Alfred cleared his throat. “I gladly took on your care, knowing that the seed for salvation lies within you. I kept
you here, away from Isolde’s prying eyes, raising you myself, encouraging our cloistered lifestyle. When the time came, I would guide you to your mate, see that you produced the heir to the Pearl.”

Cai surprised them both by grinning.

“You find this humorous, young sire?” Alfred demanded.

“It’s just that some of the women you’ve tried to hook me up with don’t, uh, exactly seem to meet the criteria of this perfect mate I’m supposed to find.”

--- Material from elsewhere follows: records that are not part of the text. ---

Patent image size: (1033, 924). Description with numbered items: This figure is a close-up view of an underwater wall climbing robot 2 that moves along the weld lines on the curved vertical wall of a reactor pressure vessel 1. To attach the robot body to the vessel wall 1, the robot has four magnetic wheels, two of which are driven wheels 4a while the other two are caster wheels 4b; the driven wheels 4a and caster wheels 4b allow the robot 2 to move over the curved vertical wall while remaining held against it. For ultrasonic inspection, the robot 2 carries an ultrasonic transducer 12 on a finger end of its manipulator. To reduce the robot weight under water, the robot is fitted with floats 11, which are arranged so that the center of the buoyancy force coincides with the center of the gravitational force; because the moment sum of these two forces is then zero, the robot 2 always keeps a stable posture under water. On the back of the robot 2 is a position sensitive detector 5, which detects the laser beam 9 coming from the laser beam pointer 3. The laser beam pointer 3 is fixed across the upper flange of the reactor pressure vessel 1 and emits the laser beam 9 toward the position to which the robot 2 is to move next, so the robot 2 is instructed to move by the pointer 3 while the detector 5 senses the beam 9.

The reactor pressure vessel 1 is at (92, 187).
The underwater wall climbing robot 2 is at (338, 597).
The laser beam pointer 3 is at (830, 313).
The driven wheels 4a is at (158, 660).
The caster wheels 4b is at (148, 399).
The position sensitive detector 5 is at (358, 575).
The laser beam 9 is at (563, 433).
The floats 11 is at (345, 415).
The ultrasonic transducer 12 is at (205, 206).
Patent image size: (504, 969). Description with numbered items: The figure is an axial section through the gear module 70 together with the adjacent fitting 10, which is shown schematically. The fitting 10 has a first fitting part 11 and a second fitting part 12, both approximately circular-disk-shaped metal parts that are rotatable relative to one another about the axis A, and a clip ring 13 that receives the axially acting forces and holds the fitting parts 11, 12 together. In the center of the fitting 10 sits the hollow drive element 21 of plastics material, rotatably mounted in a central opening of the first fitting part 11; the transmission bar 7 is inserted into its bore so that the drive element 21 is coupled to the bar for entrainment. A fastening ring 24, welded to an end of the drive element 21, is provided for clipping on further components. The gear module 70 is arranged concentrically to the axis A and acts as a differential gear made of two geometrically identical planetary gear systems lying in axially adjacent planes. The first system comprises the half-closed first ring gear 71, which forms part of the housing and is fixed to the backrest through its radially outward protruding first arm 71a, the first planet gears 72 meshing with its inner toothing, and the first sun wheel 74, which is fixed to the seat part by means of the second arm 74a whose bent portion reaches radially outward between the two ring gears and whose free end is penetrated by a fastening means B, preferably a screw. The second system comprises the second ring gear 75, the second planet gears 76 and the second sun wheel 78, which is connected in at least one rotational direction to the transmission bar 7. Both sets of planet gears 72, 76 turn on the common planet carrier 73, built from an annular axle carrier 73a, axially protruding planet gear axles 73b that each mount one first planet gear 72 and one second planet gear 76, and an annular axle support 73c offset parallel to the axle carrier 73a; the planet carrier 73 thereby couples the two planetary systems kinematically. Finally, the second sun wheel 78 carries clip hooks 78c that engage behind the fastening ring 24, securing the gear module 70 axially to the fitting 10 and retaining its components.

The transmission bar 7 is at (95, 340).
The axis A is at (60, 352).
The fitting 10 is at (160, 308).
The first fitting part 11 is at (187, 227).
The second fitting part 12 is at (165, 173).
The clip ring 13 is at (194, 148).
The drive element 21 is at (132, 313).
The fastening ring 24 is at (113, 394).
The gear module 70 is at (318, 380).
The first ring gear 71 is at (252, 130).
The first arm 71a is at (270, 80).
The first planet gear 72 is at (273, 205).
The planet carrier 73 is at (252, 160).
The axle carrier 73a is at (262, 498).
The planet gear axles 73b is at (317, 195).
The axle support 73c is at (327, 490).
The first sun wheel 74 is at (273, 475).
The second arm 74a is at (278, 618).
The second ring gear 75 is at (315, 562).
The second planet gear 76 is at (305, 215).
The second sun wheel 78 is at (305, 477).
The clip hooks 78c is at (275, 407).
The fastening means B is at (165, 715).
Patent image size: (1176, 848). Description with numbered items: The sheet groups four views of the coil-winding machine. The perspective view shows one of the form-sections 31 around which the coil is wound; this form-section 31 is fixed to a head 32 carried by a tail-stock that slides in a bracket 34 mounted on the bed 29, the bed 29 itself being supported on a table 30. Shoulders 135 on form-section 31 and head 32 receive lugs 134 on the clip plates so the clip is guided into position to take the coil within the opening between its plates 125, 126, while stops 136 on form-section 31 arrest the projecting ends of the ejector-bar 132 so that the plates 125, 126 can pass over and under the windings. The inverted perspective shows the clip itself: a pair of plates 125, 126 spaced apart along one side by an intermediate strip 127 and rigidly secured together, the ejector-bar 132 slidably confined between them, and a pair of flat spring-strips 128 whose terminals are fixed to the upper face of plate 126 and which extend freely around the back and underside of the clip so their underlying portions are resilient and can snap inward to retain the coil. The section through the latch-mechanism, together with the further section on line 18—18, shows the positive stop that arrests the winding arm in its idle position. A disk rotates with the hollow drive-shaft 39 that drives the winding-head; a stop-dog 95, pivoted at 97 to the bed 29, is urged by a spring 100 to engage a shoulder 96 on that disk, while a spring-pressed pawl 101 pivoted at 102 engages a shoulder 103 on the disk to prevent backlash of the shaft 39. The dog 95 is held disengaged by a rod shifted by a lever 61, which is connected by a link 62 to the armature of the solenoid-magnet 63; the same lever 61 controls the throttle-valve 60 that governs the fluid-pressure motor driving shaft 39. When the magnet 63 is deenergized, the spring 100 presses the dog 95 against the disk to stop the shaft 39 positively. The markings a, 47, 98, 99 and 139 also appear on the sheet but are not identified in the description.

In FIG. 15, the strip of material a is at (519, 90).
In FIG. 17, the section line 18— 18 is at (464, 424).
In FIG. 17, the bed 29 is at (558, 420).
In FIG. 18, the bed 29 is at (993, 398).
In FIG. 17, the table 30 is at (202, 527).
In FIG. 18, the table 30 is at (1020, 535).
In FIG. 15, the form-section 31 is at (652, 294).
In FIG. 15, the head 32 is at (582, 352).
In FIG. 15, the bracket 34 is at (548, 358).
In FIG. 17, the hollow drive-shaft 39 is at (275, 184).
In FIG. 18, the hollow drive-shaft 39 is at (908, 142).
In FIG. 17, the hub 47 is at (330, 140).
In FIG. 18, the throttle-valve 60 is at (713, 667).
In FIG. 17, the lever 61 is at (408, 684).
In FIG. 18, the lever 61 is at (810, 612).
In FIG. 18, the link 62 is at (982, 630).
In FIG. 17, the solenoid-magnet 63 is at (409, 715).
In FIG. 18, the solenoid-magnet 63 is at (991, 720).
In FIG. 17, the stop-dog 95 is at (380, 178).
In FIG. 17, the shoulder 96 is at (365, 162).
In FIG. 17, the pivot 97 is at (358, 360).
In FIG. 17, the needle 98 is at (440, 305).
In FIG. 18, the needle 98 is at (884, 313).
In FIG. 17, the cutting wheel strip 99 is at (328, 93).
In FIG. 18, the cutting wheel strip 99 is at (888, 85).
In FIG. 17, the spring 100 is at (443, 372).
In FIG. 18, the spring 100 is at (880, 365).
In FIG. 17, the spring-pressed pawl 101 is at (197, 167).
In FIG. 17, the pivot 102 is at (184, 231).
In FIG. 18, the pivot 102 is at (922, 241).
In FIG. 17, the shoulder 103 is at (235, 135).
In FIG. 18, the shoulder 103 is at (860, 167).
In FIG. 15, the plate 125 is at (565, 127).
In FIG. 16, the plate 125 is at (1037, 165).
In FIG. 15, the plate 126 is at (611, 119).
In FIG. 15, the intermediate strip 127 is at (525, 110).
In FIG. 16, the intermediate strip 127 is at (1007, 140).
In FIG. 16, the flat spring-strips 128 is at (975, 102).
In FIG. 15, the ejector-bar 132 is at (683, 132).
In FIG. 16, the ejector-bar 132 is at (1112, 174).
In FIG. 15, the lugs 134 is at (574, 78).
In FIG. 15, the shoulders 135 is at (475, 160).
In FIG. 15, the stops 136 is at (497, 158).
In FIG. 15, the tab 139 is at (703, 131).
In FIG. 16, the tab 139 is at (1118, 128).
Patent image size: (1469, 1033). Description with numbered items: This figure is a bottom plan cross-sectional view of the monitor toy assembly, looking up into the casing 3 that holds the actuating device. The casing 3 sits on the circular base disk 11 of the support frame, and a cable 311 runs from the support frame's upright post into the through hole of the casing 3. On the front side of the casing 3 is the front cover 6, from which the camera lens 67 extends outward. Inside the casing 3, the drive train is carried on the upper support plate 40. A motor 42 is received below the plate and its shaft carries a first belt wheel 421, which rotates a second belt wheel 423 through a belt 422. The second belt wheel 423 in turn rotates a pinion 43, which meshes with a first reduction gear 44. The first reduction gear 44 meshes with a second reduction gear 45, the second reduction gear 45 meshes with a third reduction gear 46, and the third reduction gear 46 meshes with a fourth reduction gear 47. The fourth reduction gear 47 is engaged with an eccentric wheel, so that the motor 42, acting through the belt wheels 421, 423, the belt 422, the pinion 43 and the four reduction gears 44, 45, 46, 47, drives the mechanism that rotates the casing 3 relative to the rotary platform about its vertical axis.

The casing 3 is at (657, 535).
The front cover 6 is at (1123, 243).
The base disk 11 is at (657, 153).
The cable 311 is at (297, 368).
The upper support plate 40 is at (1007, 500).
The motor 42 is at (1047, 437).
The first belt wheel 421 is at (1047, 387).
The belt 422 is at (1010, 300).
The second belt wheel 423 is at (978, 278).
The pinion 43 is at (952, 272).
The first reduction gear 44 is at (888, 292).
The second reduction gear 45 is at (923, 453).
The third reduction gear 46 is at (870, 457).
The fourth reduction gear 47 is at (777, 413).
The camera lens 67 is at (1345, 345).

Cai expected to be blasted for his insubordination, but instead Alfred’s cheeks colored slightly and he shifted a bit, picking at the sheets. “Well, I wasn’t getting any younger. Your complete inability to maintain an ongoing relationship with any woman, much less the perfect mate, was more than a little alarming. I knew I would not have centuries with you as I did your father.” He harrumphed. “I did what I had to do.”

Cai didn’t know whether to laugh or cry. He could have done both, and perhaps that was Alfred’s lasting legacy. The idea that this incredible man would leave him forever hit him hard and swift. He leaned over and kissed Alfred on the cheek. “I love you,” he said. “I wish I had the words to explain all the reasons why.”

Alfred’s eyes misted and he didn’t seem to know what to say. He cleared his throat and gestured for more water, which Jordy provided. “I love you like my own son,” he said finally. “I only kept you here to protect you. Perhaps if I’d told you sooner, encouraged you to live more openly, I’d be training my replacement by now.”